ILUSI KESEPIAN

“Mesti selalu mabuk. Terang sudah, itulah masalah satu-satunya. Agar tidak merasakan beban ngeri sang waktu yang meremukkan bahu serta merundukkan tubuhmu ke bumi, mestilah kau bermabuk-mabuk terus-menerus. Tetapi dengan apa? Dengan anggur, dengan puisi, dengan kebajikan, sesuka hatimu. Tetapi mabuklah!.” –Kahlil Gibran- 

Pertengahan malam yang dingin setelah hujan mereda, sama seperti sebagian besar pria yang sedang patah hati, di kamar, dan melamun kesepian. Kamar itu mempunyai lampu berwarna oranye-kekuningan menggantung perantara kabel dengan panjang empat puluh centi dan tak menempel langsung pada langit-langit kamar; ada sebotol bir yang masih tersegel, pisau lipat warna merah dengan tulisan ‘victorinox’, shall hitam berbahan wol, dan beberapa cetakan foto dengan berbagai pose romantis yang tercecer, semua benda tersebut tercecer dan tersebar tak karuan hampir memenuhi sudut kamar. Kamar itu berantakan, terlihat buku-buku bergeletakan di lantai, dan sebagian lagi di kasur. Di disinilah kisah itu berakhir. Bukankah akhir adalah sebuah permulaan.

Ini kisah tentang lelaki bernama Fiki. Pria berparas manis dengan kulit kecoklatan, ia menggunakan kaca mata dengan frame khusus buatannya. Malam itu, Fiki baru usai melakukan liburannya bersama seorang gadis bernama Fuko, kekasihnya.

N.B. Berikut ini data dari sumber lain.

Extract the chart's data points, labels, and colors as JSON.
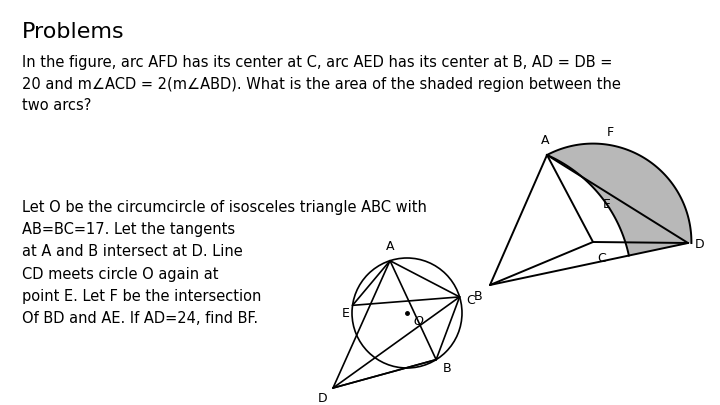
{
  "title": "Problems",
  "title_fontsize": 16,
  "body_fontsize": 10.5,
  "bg_color": "#ffffff",
  "text_color": "#000000",
  "shaded_color": "#b8b8b8",
  "line_color": "#000000",
  "problem1_text": "In the figure, arc AFD has its center at C, arc AED has its center at B, AD = DB =\n20 and m∠ACD = 2(m∠ABD). What is the area of the shaded region between the\ntwo arcs?",
  "problem2_text": "Let O be the circumcircle of isosceles triangle ABC with\nAB=BC=17. Let the tangents\nat A and B intersect at D. Line\nCD meets circle O again at\npoint E. Let F be the intersection\nOf BD and AE. If AD=24, find BF."
}
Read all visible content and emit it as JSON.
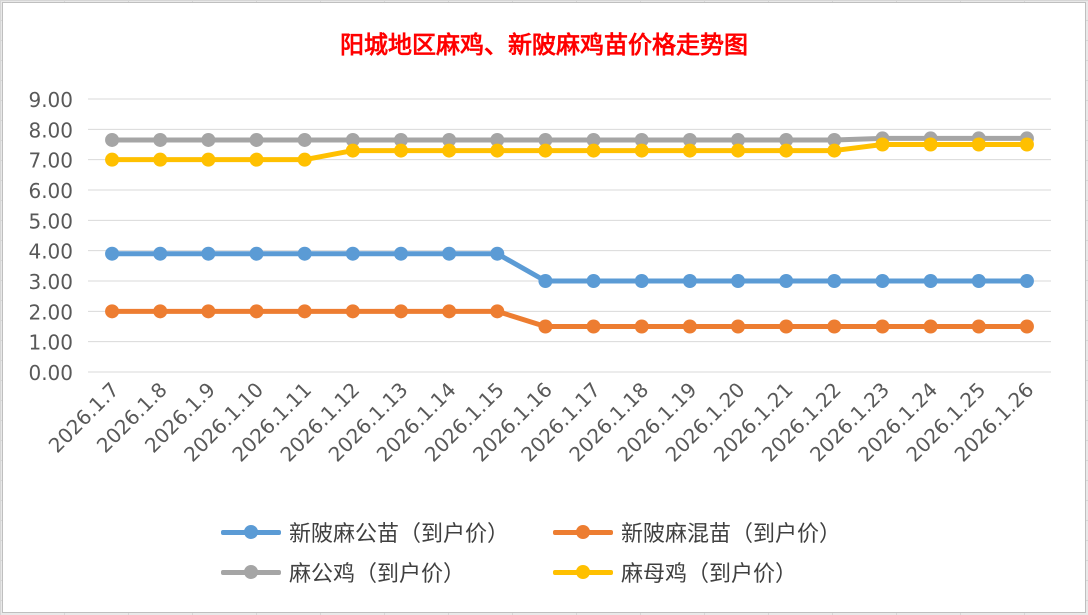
{
  "chart_data": {
    "type": "line",
    "title": "阳城地区麻鸡、新陂麻鸡苗价格走势图",
    "xlabel": "",
    "ylabel": "",
    "categories": [
      "2026.1.7",
      "2026.1.8",
      "2026.1.9",
      "2026.1.10",
      "2026.1.11",
      "2026.1.12",
      "2026.1.13",
      "2026.1.14",
      "2026.1.15",
      "2026.1.16",
      "2026.1.17",
      "2026.1.18",
      "2026.1.19",
      "2026.1.20",
      "2026.1.21",
      "2026.1.22",
      "2026.1.23",
      "2026.1.24",
      "2026.1.25",
      "2026.1.26"
    ],
    "ylim": [
      0,
      9
    ],
    "yticks": [
      "0.00",
      "1.00",
      "2.00",
      "3.00",
      "4.00",
      "5.00",
      "6.00",
      "7.00",
      "8.00",
      "9.00"
    ],
    "grid": true,
    "legend_position": "bottom",
    "series": [
      {
        "name": "新陂麻公苗（到户价）",
        "color": "#5b9bd5",
        "values": [
          3.9,
          3.9,
          3.9,
          3.9,
          3.9,
          3.9,
          3.9,
          3.9,
          3.9,
          3.0,
          3.0,
          3.0,
          3.0,
          3.0,
          3.0,
          3.0,
          3.0,
          3.0,
          3.0,
          3.0
        ]
      },
      {
        "name": "新陂麻混苗（到户价）",
        "color": "#ed7d31",
        "values": [
          2.0,
          2.0,
          2.0,
          2.0,
          2.0,
          2.0,
          2.0,
          2.0,
          2.0,
          1.5,
          1.5,
          1.5,
          1.5,
          1.5,
          1.5,
          1.5,
          1.5,
          1.5,
          1.5,
          1.5
        ]
      },
      {
        "name": "麻公鸡（到户价）",
        "color": "#a5a5a5",
        "values": [
          7.65,
          7.65,
          7.65,
          7.65,
          7.65,
          7.65,
          7.65,
          7.65,
          7.65,
          7.65,
          7.65,
          7.65,
          7.65,
          7.65,
          7.65,
          7.65,
          7.7,
          7.7,
          7.7,
          7.7
        ]
      },
      {
        "name": "麻母鸡（到户价）",
        "color": "#ffc000",
        "values": [
          7.0,
          7.0,
          7.0,
          7.0,
          7.0,
          7.3,
          7.3,
          7.3,
          7.3,
          7.3,
          7.3,
          7.3,
          7.3,
          7.3,
          7.3,
          7.3,
          7.5,
          7.5,
          7.5,
          7.5
        ]
      }
    ]
  }
}
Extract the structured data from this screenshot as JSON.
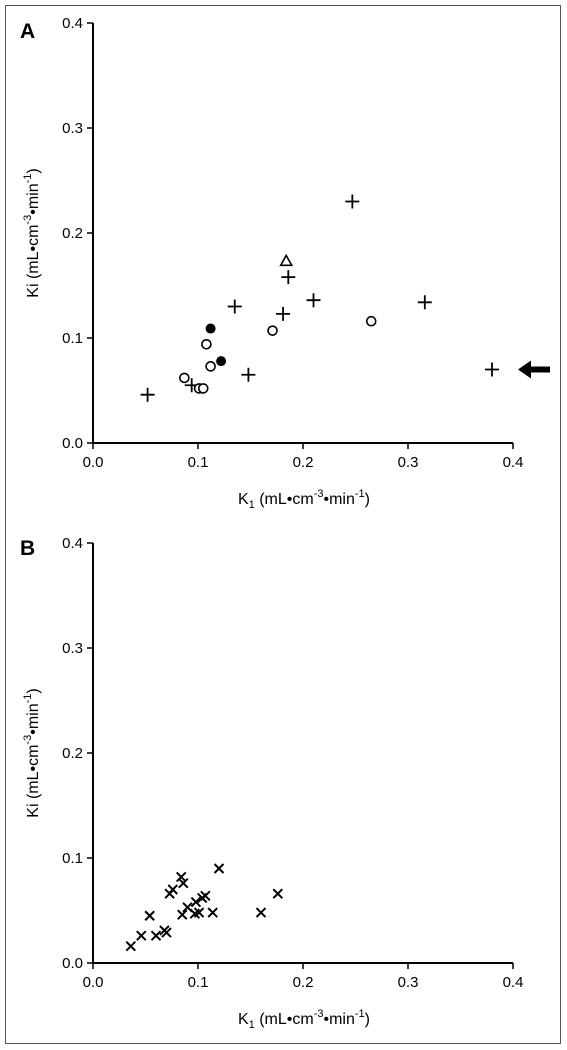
{
  "chart_data": [
    {
      "type": "scatter",
      "panel": "A",
      "xlabel": {
        "main": "K",
        "sub": "1",
        "units": " (mL•cm",
        "exp1": "-3",
        "mid": "•min",
        "exp2": "-1",
        "end": ")"
      },
      "ylabel": {
        "main": "Ki",
        "units": " (mL•cm",
        "exp1": "-3",
        "mid": "•min",
        "exp2": "-1",
        "end": ")"
      },
      "xlim": [
        0,
        0.4
      ],
      "ylim": [
        0,
        0.4
      ],
      "xticks": [
        "0.0",
        "0.1",
        "0.2",
        "0.3",
        "0.4"
      ],
      "yticks": [
        "0.0",
        "0.1",
        "0.2",
        "0.3",
        "0.4"
      ],
      "grid": false,
      "series": [
        {
          "marker": "plus",
          "points": [
            [
              0.052,
              0.046
            ],
            [
              0.094,
              0.055
            ],
            [
              0.135,
              0.13
            ],
            [
              0.148,
              0.065
            ],
            [
              0.181,
              0.123
            ],
            [
              0.186,
              0.158
            ],
            [
              0.21,
              0.136
            ],
            [
              0.247,
              0.23
            ],
            [
              0.316,
              0.134
            ],
            [
              0.38,
              0.07
            ]
          ]
        },
        {
          "marker": "circle-open",
          "points": [
            [
              0.087,
              0.062
            ],
            [
              0.101,
              0.052
            ],
            [
              0.105,
              0.052
            ],
            [
              0.108,
              0.094
            ],
            [
              0.112,
              0.073
            ],
            [
              0.171,
              0.107
            ],
            [
              0.265,
              0.116
            ]
          ]
        },
        {
          "marker": "circle-filled",
          "points": [
            [
              0.112,
              0.109
            ],
            [
              0.122,
              0.078
            ]
          ]
        },
        {
          "marker": "triangle-open",
          "points": [
            [
              0.184,
              0.173
            ]
          ]
        }
      ],
      "annotations": [
        {
          "type": "arrow",
          "direction": "left",
          "points_to": [
            0.38,
            0.07
          ]
        }
      ]
    },
    {
      "type": "scatter",
      "panel": "B",
      "xlabel": {
        "main": "K",
        "sub": "1",
        "units": " (mL•cm",
        "exp1": "-3",
        "mid": "•min",
        "exp2": "-1",
        "end": ")"
      },
      "ylabel": {
        "main": "Ki",
        "units": " (mL•cm",
        "exp1": "-3",
        "mid": "•min",
        "exp2": "-1",
        "end": ")"
      },
      "xlim": [
        0,
        0.4
      ],
      "ylim": [
        0,
        0.4
      ],
      "xticks": [
        "0.0",
        "0.1",
        "0.2",
        "0.3",
        "0.4"
      ],
      "yticks": [
        "0.0",
        "0.1",
        "0.2",
        "0.3",
        "0.4"
      ],
      "grid": false,
      "series": [
        {
          "marker": "x",
          "points": [
            [
              0.036,
              0.016
            ],
            [
              0.046,
              0.026
            ],
            [
              0.054,
              0.045
            ],
            [
              0.06,
              0.026
            ],
            [
              0.068,
              0.031
            ],
            [
              0.07,
              0.029
            ],
            [
              0.073,
              0.066
            ],
            [
              0.076,
              0.07
            ],
            [
              0.084,
              0.082
            ],
            [
              0.085,
              0.046
            ],
            [
              0.086,
              0.076
            ],
            [
              0.09,
              0.053
            ],
            [
              0.097,
              0.047
            ],
            [
              0.098,
              0.058
            ],
            [
              0.101,
              0.048
            ],
            [
              0.104,
              0.062
            ],
            [
              0.107,
              0.064
            ],
            [
              0.114,
              0.048
            ],
            [
              0.12,
              0.09
            ],
            [
              0.16,
              0.048
            ],
            [
              0.176,
              0.066
            ]
          ]
        }
      ]
    }
  ]
}
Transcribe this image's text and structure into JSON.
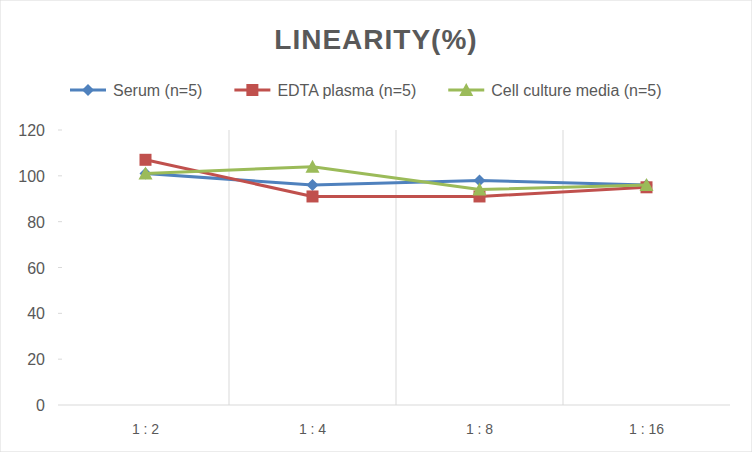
{
  "chart_data": {
    "type": "line",
    "title": "LINEARITY(%)",
    "categories": [
      "1:2",
      "1:4",
      "1:8",
      "1:16"
    ],
    "series": [
      {
        "name": "Serum (n=5)",
        "color": "#4f81bd",
        "marker": "diamond",
        "values": [
          101,
          96,
          98,
          96
        ]
      },
      {
        "name": "EDTA plasma (n=5)",
        "color": "#c0504d",
        "marker": "square",
        "values": [
          107,
          91,
          91,
          95
        ]
      },
      {
        "name": "Cell culture media (n=5)",
        "color": "#9bbb59",
        "marker": "triangle",
        "values": [
          101,
          104,
          94,
          96
        ]
      }
    ],
    "ylim": [
      0,
      120
    ],
    "yticks": [
      0,
      20,
      40,
      60,
      80,
      100,
      120
    ],
    "grid": true,
    "legend": "top"
  }
}
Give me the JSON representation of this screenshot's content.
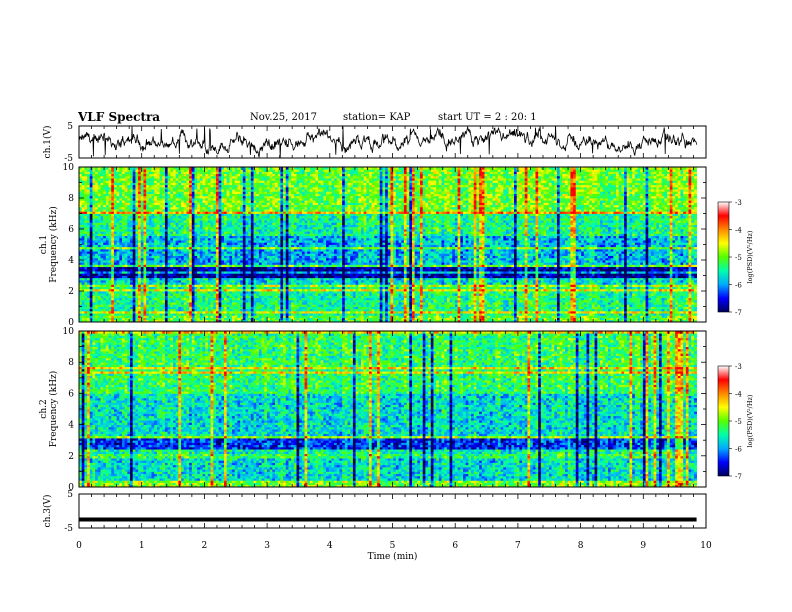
{
  "header": {
    "title": "VLF Spectra",
    "date": "Nov.25, 2017",
    "station": "station= KAP",
    "start_ut": "start  UT =   2 : 20: 1"
  },
  "chart_data": [
    {
      "type": "line",
      "name": "ch1-waveform",
      "ylabel": "ch.1(V)",
      "ylim": [
        -5,
        5
      ],
      "yticks": [
        "5",
        "-5"
      ],
      "xlim": [
        0,
        10
      ],
      "color": "#000000"
    },
    {
      "type": "heatmap",
      "name": "ch1-spectrogram",
      "ylabel_line1": "ch.1",
      "ylabel_line2": "Frequency  (kHz)",
      "xlim": [
        0,
        9.85
      ],
      "ylim": [
        0,
        10
      ],
      "yticks": [
        "0",
        "2",
        "4",
        "6",
        "8",
        "10"
      ],
      "colorbar": {
        "label": "log(PSD)(V²/Hz)",
        "range": [
          -7,
          -3
        ],
        "ticks": [
          "-3",
          "-4",
          "-5",
          "-6",
          "-7"
        ]
      }
    },
    {
      "type": "heatmap",
      "name": "ch2-spectrogram",
      "ylabel_line1": "ch.2",
      "ylabel_line2": "Frequency  (kHz)",
      "xlim": [
        0,
        9.85
      ],
      "ylim": [
        0,
        10
      ],
      "yticks": [
        "0",
        "2",
        "4",
        "6",
        "8",
        "10"
      ],
      "colorbar": {
        "label": "log(PSD)(V²/Hz)",
        "range": [
          -7,
          -3
        ],
        "ticks": [
          "-3",
          "-4",
          "-5",
          "-6",
          "-7"
        ]
      }
    },
    {
      "type": "line",
      "name": "ch3-waveform",
      "ylabel": "ch.3(V)",
      "ylim": [
        -5,
        5
      ],
      "yticks": [
        "5",
        "-5"
      ],
      "xlim": [
        0,
        10
      ],
      "y": [
        -2.5,
        -2.5
      ],
      "color": "#000000"
    }
  ],
  "xaxis": {
    "label": "Time  (min)",
    "ticks": [
      "0",
      "1",
      "2",
      "3",
      "4",
      "5",
      "6",
      "7",
      "8",
      "9",
      "10"
    ]
  },
  "colors": {
    "colormap": [
      "#00005a",
      "#0000ff",
      "#00aaff",
      "#00ffaa",
      "#55ff00",
      "#ffff00",
      "#ff8800",
      "#ff0000",
      "#ffffff"
    ]
  }
}
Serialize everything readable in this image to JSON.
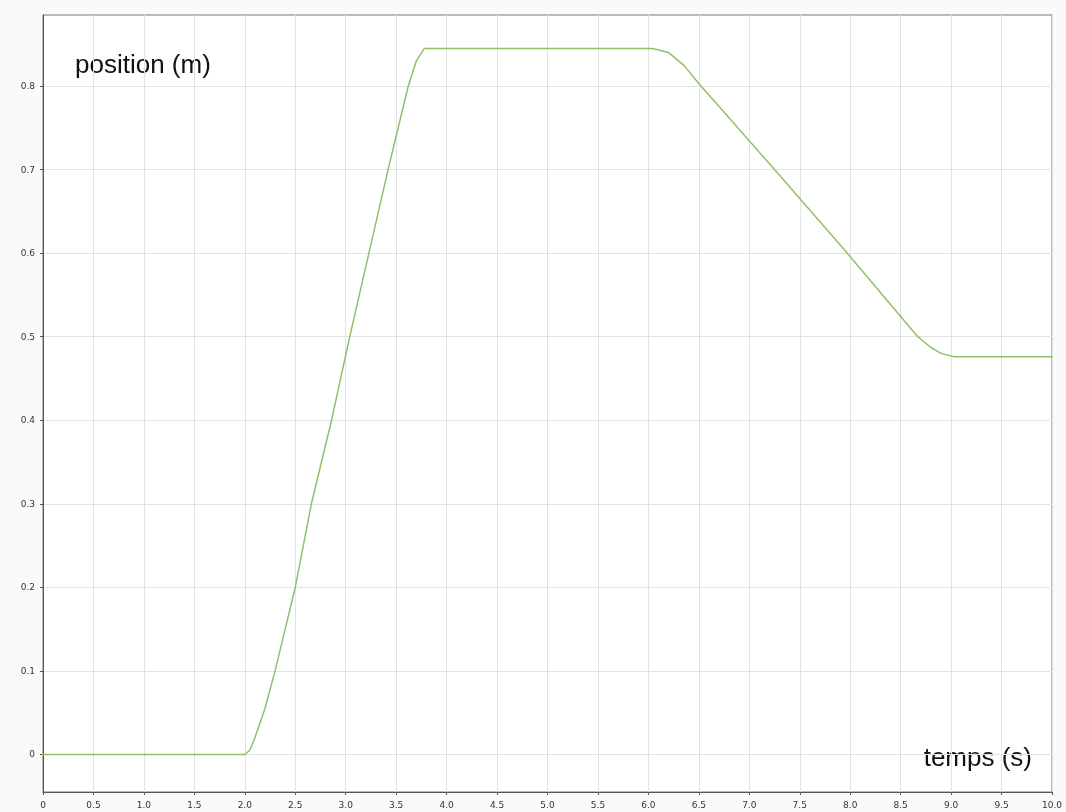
{
  "chart_data": {
    "type": "line",
    "xlabel": "temps (s)",
    "ylabel": "position (m)",
    "xlim": [
      0,
      10
    ],
    "ylim": [
      -0.045,
      0.885
    ],
    "xticks": [
      0,
      {
        "value": 0.5,
        "label": "0.5"
      },
      {
        "value": 1,
        "label": "1.0"
      },
      {
        "value": 1.5,
        "label": "1.5"
      },
      {
        "value": 2,
        "label": "2.0"
      },
      {
        "value": 2.5,
        "label": "2.5"
      },
      {
        "value": 3,
        "label": "3.0"
      },
      {
        "value": 3.5,
        "label": "3.5"
      },
      {
        "value": 4,
        "label": "4.0"
      },
      {
        "value": 4.5,
        "label": "4.5"
      },
      {
        "value": 5,
        "label": "5.0"
      },
      {
        "value": 5.5,
        "label": "5.5"
      },
      {
        "value": 6,
        "label": "6.0"
      },
      {
        "value": 6.5,
        "label": "6.5"
      },
      {
        "value": 7,
        "label": "7.0"
      },
      {
        "value": 7.5,
        "label": "7.5"
      },
      {
        "value": 8,
        "label": "8.0"
      },
      {
        "value": 8.5,
        "label": "8.5"
      },
      {
        "value": 9,
        "label": "9.0"
      },
      {
        "value": 9.5,
        "label": "9.5"
      },
      {
        "value": 10,
        "label": "10.0"
      }
    ],
    "yticks": [
      0,
      0.1,
      0.2,
      0.3,
      0.4,
      0.5,
      0.6,
      0.7,
      0.8
    ],
    "grid": true,
    "marker": "none",
    "line_style": "solid",
    "series": [
      {
        "color": "#8fc16a",
        "x": [
          0,
          2.0,
          2.05,
          2.1,
          2.2,
          2.3,
          2.5,
          2.66,
          2.86,
          3.04,
          3.23,
          3.42,
          3.62,
          3.7,
          3.78,
          6.04,
          6.2,
          6.35,
          6.52,
          6.69,
          7.25,
          7.97,
          8.67,
          8.8,
          8.9,
          9.03,
          10
        ],
        "values": [
          0,
          0,
          0.005,
          0.02,
          0.055,
          0.1,
          0.2,
          0.3,
          0.4,
          0.5,
          0.6,
          0.7,
          0.8,
          0.83,
          0.845,
          0.845,
          0.84,
          0.825,
          0.8,
          0.777,
          0.7,
          0.6,
          0.5,
          0.487,
          0.48,
          0.476,
          0.476
        ]
      }
    ]
  }
}
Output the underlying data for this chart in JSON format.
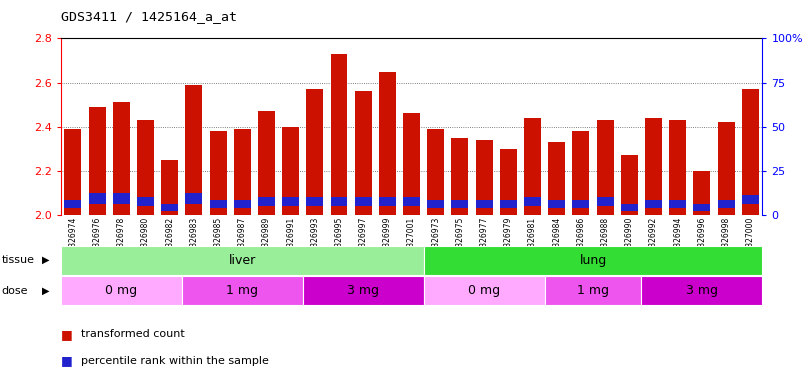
{
  "title": "GDS3411 / 1425164_a_at",
  "samples": [
    "GSM326974",
    "GSM326976",
    "GSM326978",
    "GSM326980",
    "GSM326982",
    "GSM326983",
    "GSM326985",
    "GSM326987",
    "GSM326989",
    "GSM326991",
    "GSM326993",
    "GSM326995",
    "GSM326997",
    "GSM326999",
    "GSM327001",
    "GSM326973",
    "GSM326975",
    "GSM326977",
    "GSM326979",
    "GSM326981",
    "GSM326984",
    "GSM326986",
    "GSM326988",
    "GSM326990",
    "GSM326992",
    "GSM326994",
    "GSM326996",
    "GSM326998",
    "GSM327000"
  ],
  "transformed_count": [
    2.39,
    2.49,
    2.51,
    2.43,
    2.25,
    2.59,
    2.38,
    2.39,
    2.47,
    2.4,
    2.57,
    2.73,
    2.56,
    2.65,
    2.46,
    2.39,
    2.35,
    2.34,
    2.3,
    2.44,
    2.33,
    2.38,
    2.43,
    2.27,
    2.44,
    2.43,
    2.2,
    2.42,
    2.57
  ],
  "blue_bottom": [
    2.03,
    2.05,
    2.05,
    2.04,
    2.02,
    2.05,
    2.03,
    2.03,
    2.04,
    2.04,
    2.04,
    2.04,
    2.04,
    2.04,
    2.04,
    2.03,
    2.03,
    2.03,
    2.03,
    2.04,
    2.03,
    2.03,
    2.04,
    2.02,
    2.03,
    2.03,
    2.02,
    2.03,
    2.05
  ],
  "blue_height": [
    0.04,
    0.05,
    0.05,
    0.04,
    0.03,
    0.05,
    0.04,
    0.04,
    0.04,
    0.04,
    0.04,
    0.04,
    0.04,
    0.04,
    0.04,
    0.04,
    0.04,
    0.04,
    0.04,
    0.04,
    0.04,
    0.04,
    0.04,
    0.03,
    0.04,
    0.04,
    0.03,
    0.04,
    0.04
  ],
  "tissue_groups": [
    {
      "label": "liver",
      "start": 0,
      "end": 14,
      "color": "#99EE99"
    },
    {
      "label": "lung",
      "start": 15,
      "end": 28,
      "color": "#33DD33"
    }
  ],
  "dose_groups": [
    {
      "label": "0 mg",
      "start": 0,
      "end": 4,
      "color": "#FFAAFF"
    },
    {
      "label": "1 mg",
      "start": 5,
      "end": 9,
      "color": "#EE55EE"
    },
    {
      "label": "3 mg",
      "start": 10,
      "end": 14,
      "color": "#CC00CC"
    },
    {
      "label": "0 mg",
      "start": 15,
      "end": 19,
      "color": "#FFAAFF"
    },
    {
      "label": "1 mg",
      "start": 20,
      "end": 23,
      "color": "#EE55EE"
    },
    {
      "label": "3 mg",
      "start": 24,
      "end": 28,
      "color": "#CC00CC"
    }
  ],
  "bar_color": "#CC1100",
  "blue_color": "#2222CC",
  "ymin": 2.0,
  "ymax": 2.8,
  "yticks_left": [
    2.0,
    2.2,
    2.4,
    2.6,
    2.8
  ],
  "yticks_right": [
    0,
    25,
    50,
    75,
    100
  ],
  "grid_levels": [
    2.2,
    2.4,
    2.6
  ]
}
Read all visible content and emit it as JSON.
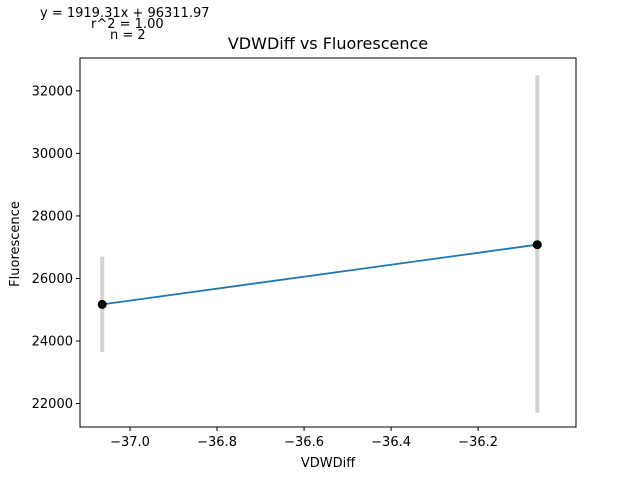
{
  "chart_data": {
    "type": "line",
    "title": "VDWDiff vs Fluorescence",
    "xlabel": "VDWDiff",
    "ylabel": "Fluorescence",
    "xlim": [
      -37.115,
      -35.975
    ],
    "ylim": [
      21250,
      33050
    ],
    "xticks": [
      -37.0,
      -36.8,
      -36.6,
      -36.4,
      -36.2
    ],
    "xtick_labels": [
      "−37.0",
      "−36.8",
      "−36.6",
      "−36.4",
      "−36.2"
    ],
    "yticks": [
      22000,
      24000,
      26000,
      28000,
      30000,
      32000
    ],
    "ytick_labels": [
      "22000",
      "24000",
      "26000",
      "28000",
      "30000",
      "32000"
    ],
    "points": [
      {
        "x": -37.064,
        "y": 25170,
        "err_low": 23650,
        "err_high": 26700
      },
      {
        "x": -36.064,
        "y": 27080,
        "err_low": 21700,
        "err_high": 32500
      }
    ],
    "fit": {
      "slope": 1919.31,
      "intercept": 96311.97
    },
    "annotations": {
      "equation": "y = 1919.31x + 96311.97",
      "r2": "r^2 = 1.00",
      "n": "n = 2"
    },
    "colors": {
      "line": "#1f77b4",
      "points": "#000000",
      "errorbars": "#d3d3d3"
    },
    "grid": false
  }
}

Fuko adalah wanita dengan postur yang cukup ideal bagi seorang gadis perkuliahan, postur yang ideal tersebut merupakan bawaan dari keluarganya, mungkin juga terbentuk dari kegiatan rutinnya bermain ‘squosh’, olah raga yang menyerupai tenis lapangan dengan ‘dinding’ yang menjadi media untuk pantulan bola yang ia pukul menggunakan raket dengan ujung yang datar, tidak melengkung seperti raket tenis pada umumnya. Fuko adalah bagian lamunan Fiki malam ini.

Fiki Kenzo Asogi menyalakan sigaretnya dengan tatapan kosong kearah sebuah buku harian menyerupai alkitab. Buku yang semula kosong dengan lembaran berwarna putih-kekuningan sekarang telah berisi ribuan kalimat bahkan jutaan cerita bersama mantan kekasihnya Fuko Narosia . Fiki perlahan menghisap sigaretnya, dengan hisapan yang semakin dalam membuat bara di ujung sigaretnya terlihat berjalan mundur kearah mulutnya. Malam itu, ia nampak menikmati suasana kamar yang berantakan dengan aroma alkohol di dalam kamar bernuansa jingga keemasan. Ia kemudian mengabil ponselnya, berharap ada beberapa pesan singkat atau panggilan masuk yang mungkin luput olehnya. Tapi tak ada satupun pesan singkat dan panggilan masuk ke ponselnya. Ia ingin membuang perasaan sedih malam itu, dengan mencoba membuka bir. Botol bir berbahan beling berwarna hijau mengkilap yang masih tersegel di permukaan bibir botolnya. Kemudian ia mengambil buku harian yang menyerupai alkitab berwarna abu-abu muda itu. Ia meneteskan air mata dengan muka tertunduk. Kemudian botol bir yang ia genggam di tangan kirinya terlepas, terjatuh ke lantai dengan bunyian yang seolah-olah memecah kesunyian malam. Fiki larut dalam tangisan lirihnya, kemudian terlelap bersama buku harian yang ia pegang, entah sekarang ia berada dimana?, mungkin ia sedang di alam mimpi. Sejenak bermimpi mengulang waktu tiga tahunnya bersama mantan kekasihnya, sebelum ia benar-benar terbangun dan tersadar bahwa esok tak lagi sama.